Our asthma and allergy team has established one of the largest bio-banks in the Chinese population that archives human DNA, serum, plasma, urine, stool, exhaled breath and environmental dust samples from thousands of subjects from both local community and hospital clinics. Our team is conducting laboratory and analytical work to unravel genetic and environmental determinants of longitudinal changes in lung function and airway inflammation in asthmatic children. These cohorts also provide the clinical materials for a series of genomic and genetic projects for asthma and eczema. Besides, our team pioneered asthma monitoring by exhaled breath analyses in Asia-Pacific. We also identified a number of seromarkers, biophysical and psychological assessment tools and therapeutic options for childhood eczema. Our members are leading collaborators in several large international research consortia such as International Study of Asthma and Allergies in Childhood (ISAAC) and EuroPrevall Study group aiming to determine the environmental and genetic determinants of asthma, food allergies and related atopic conditions.
Food allergy: Agnes LEUNG (email@example.com)
In collaboration with Departments of Obstetrics and Gynaecology and Chemical Pathology, our Department established a Clinical Genetics centre in 2013 to pioneer the first-ever, self-financed expanded newborn screening programme for over 30 inborn errors of metabolism. This programme quickly attracted wide recognition from local doctors and the public. We are receiving 500 referrals for this innovative programme every month, which allows us to generate funding for expanding researches in this emerging research theme of our Department.
Clinical genetics service: Josephine CHONG (firstname.lastname@example.org)
Clinical genetics research: Tak Yeung LEUNG (O&G) (email@example.com)

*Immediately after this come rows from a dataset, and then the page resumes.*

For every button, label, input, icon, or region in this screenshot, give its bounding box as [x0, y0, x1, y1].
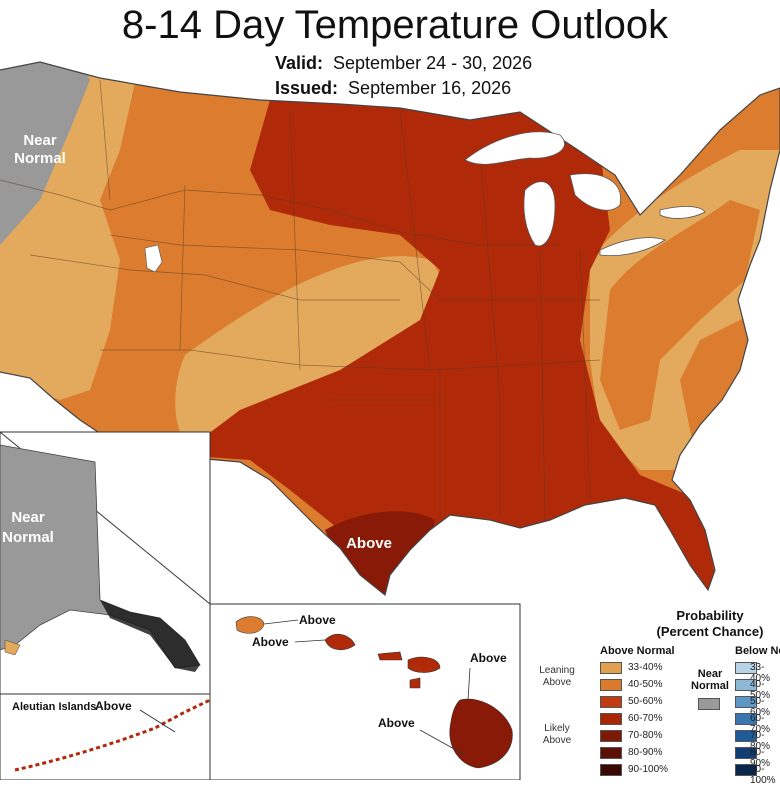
legend-likely-group: Likely Above	[542, 723, 572, 746]
legend-above-swatch-1	[600, 662, 622, 674]
hawaii-oahu	[324, 633, 356, 650]
legend-above-range-3: 50-60%	[628, 696, 663, 707]
legend-below-header: Below Normal	[735, 645, 780, 657]
legend-above-range-7: 90-100%	[628, 764, 669, 775]
zone-above-33-40-southwest	[175, 256, 441, 455]
bigisland-above-label-2: Above	[378, 716, 415, 730]
legend-near-normal-label: Near Normal	[691, 668, 729, 692]
legend-above-swatch-4	[600, 713, 622, 725]
alaska-leaning-spot	[4, 639, 21, 656]
kauai-pointer	[263, 619, 299, 625]
alaska-panhandle	[100, 600, 200, 672]
legend-below-swatch-5	[735, 730, 757, 742]
issued-value: September 16, 2026	[348, 78, 512, 98]
legend-below-swatch-1	[735, 662, 757, 674]
legend-above-range-6: 80-90%	[628, 747, 663, 758]
hawaii-big-island	[449, 698, 513, 769]
legend-below-range-5: 70-80%	[750, 730, 771, 752]
legend-below-range-3: 50-60%	[750, 696, 771, 718]
legend-above-swatch-5	[600, 730, 622, 742]
legend-below-range-2: 40-50%	[750, 679, 771, 701]
conus-near-normal-label-1: Near	[23, 132, 57, 149]
probability-legend: Probability (Percent Chance) Above Norma…	[530, 605, 780, 786]
legend-below-range-4: 60-70%	[750, 713, 771, 735]
valid-value: September 24 - 30, 2026	[333, 53, 533, 73]
legend-below-swatch-7	[735, 764, 757, 776]
alaska-near-normal-label-1: Near	[11, 509, 45, 526]
aleutian-inset	[0, 693, 211, 780]
aleutian-label: Aleutian Islands	[12, 701, 96, 713]
legend-below-range-1: 33-40%	[750, 662, 771, 684]
legend-above-range-2: 40-50%	[628, 679, 663, 690]
legend-above-range-4: 60-70%	[628, 713, 663, 724]
issued-label: Issued:	[275, 78, 339, 98]
issued-date: Issued: September 16, 2026	[275, 77, 511, 99]
zone-above-60-70	[325, 511, 435, 595]
alaska-inset	[0, 431, 211, 695]
legend-title-2: (Percent Chance)	[656, 624, 764, 639]
map-title: 8-14 Day Temperature Outlook	[121, 3, 669, 47]
legend-below-range-6: 80-90%	[750, 747, 771, 769]
zone-above-40-50-east	[600, 200, 760, 430]
lake-michigan	[523, 181, 556, 247]
oahu-above-label: Above	[252, 635, 289, 649]
state-borders	[0, 79, 601, 521]
hawaii-kauai	[235, 616, 265, 634]
lake-erie	[599, 237, 666, 257]
hawaii-molokai	[377, 651, 403, 661]
bigisland-pointer-1	[467, 667, 471, 701]
conus-near-normal-label-2: Normal	[14, 150, 66, 167]
legend-above-header: Above Normal	[600, 645, 675, 657]
bigisland-above-label: Above	[470, 651, 507, 665]
legend-title-1: Probability	[676, 608, 744, 623]
legend-near-normal-swatch	[698, 698, 720, 710]
aleutian-pointer	[139, 709, 176, 733]
bigisland-pointer-2	[419, 729, 466, 756]
oahu-pointer	[294, 639, 326, 643]
legend-below-swatch-3	[735, 696, 757, 708]
hawaii-kahoolawe	[409, 677, 421, 689]
aleutian-above-label: Above	[95, 699, 132, 713]
kauai-above-label: Above	[299, 613, 336, 627]
legend-below-range-7: 90-100%	[750, 764, 776, 786]
conus-outline	[0, 61, 780, 597]
hawaii-inset	[209, 603, 521, 780]
lake-superior	[464, 131, 565, 165]
great-lakes	[464, 131, 706, 257]
legend-above-swatch-2	[600, 679, 622, 691]
valid-label: Valid:	[275, 53, 324, 73]
legend-below-swatch-4	[735, 713, 757, 725]
lake-ontario	[659, 206, 706, 219]
legend-above-range-5: 70-80%	[628, 730, 663, 741]
zone-near-normal-nw	[0, 62, 90, 245]
zone-above-50-60	[180, 100, 720, 595]
hawaii-maui	[407, 656, 441, 673]
legend-below-swatch-2	[735, 679, 757, 691]
texas-above-label: Above	[346, 535, 392, 552]
legend-above-swatch-3	[600, 696, 622, 708]
legend-above-swatch-7	[600, 764, 622, 776]
legend-below-swatch-6	[735, 747, 757, 759]
legend-above-range-1: 33-40%	[628, 662, 663, 673]
legend-leaning-group: Leaning Above	[539, 665, 575, 688]
legend-above-swatch-6	[600, 747, 622, 759]
valid-dates: Valid: September 24 - 30, 2026	[275, 52, 532, 74]
lake-huron	[569, 173, 622, 211]
great-salt-lake	[144, 244, 163, 273]
alaska-near-normal-label-2: Normal	[2, 529, 54, 546]
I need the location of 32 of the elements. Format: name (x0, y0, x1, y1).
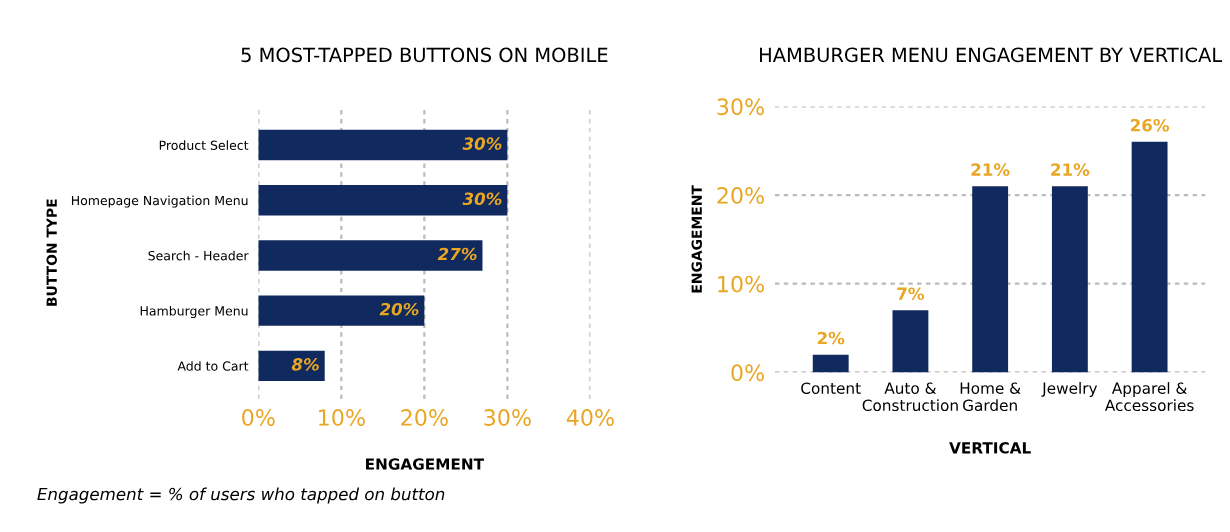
bar (1131, 141, 1168, 373)
y-tick-label: 10% (718, 275, 764, 293)
data-label: 30% (462, 192, 502, 206)
x-tick-label: 0% (242, 409, 275, 426)
x-tick-label: 10% (319, 409, 365, 426)
bar (258, 295, 425, 326)
bar (258, 129, 508, 161)
chart-title: HAMBURGER MENU ENGAGEMENT BY VERTICAL (760, 47, 1223, 63)
data-label: 21% (1051, 163, 1090, 176)
bar (258, 240, 483, 271)
data-label: 7% (897, 287, 925, 301)
chart-title: 5 MOST-TAPPED BUTTONS ON MOBILE (241, 47, 608, 63)
text: Engagement = % of users who tapped on button (37, 487, 445, 504)
data-label: 21% (971, 163, 1010, 176)
data-label: 30% (462, 137, 502, 150)
data-label: 27% (437, 247, 477, 261)
data-label: 26% (1130, 118, 1170, 132)
y-tick-label: 0% (731, 364, 764, 382)
x-tick-label: 20% (401, 409, 448, 426)
y-tick-label: 30% (717, 98, 764, 116)
bar (1051, 186, 1088, 373)
y-tick-label: 20% (717, 187, 764, 204)
bar (258, 185, 508, 216)
data-label: 8% (291, 358, 319, 371)
x-tick-label: 30% (484, 409, 531, 426)
bar (258, 350, 325, 382)
x-tick-label: 40% (566, 409, 614, 426)
data-label: 20% (379, 302, 419, 316)
bar (812, 354, 849, 373)
bar (892, 310, 929, 373)
data-label: 2% (817, 331, 845, 345)
bar (972, 186, 1009, 373)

The Children’s Cancer Centre is one of the largest paediatric oncology units in Hong Kong. We have active clinical research in leukaemia and stem cell transplantation. Our Centre is also the local coordinator centre for various multi-national collaborative studies, and has more recently established a close link with a network of paediatric oncology centres in mainland China. On-going researches include:
(i) multi-centre clinical trials on leukaemia and lymphoma as well as haemophilia;
(ii) pharmacogenetics of chemotherapy tolerance;
(iii) biomarkers of chemotherapy-induced neuropathy;
(iv) molecular mechanisms of haematopoietic stem cell homing, engraftment and mobilisation; and
(v) development of novel targeted therapy for childhood leukaemia.
On-going research projects under this theme include:
(i) human lung local immunity to influenza virus - role of lung antibody and resident memory T;
(ii) influenza B viruses: virus tropism in human and swine respiratory organ explant cultures and sero-epidemiology in swine flu;
(iii) neutrophil mediated host-responses during influenza A virus infection, an in vitro study;
(iv) tissue tropism and pathogenesis of human rhinovirus C in human respiratory tract – an in vitro and ex vivo study; and
(v) investigation of the human rhinovirus diversity in non-asthmatic and asthmatic children in Hong Kong.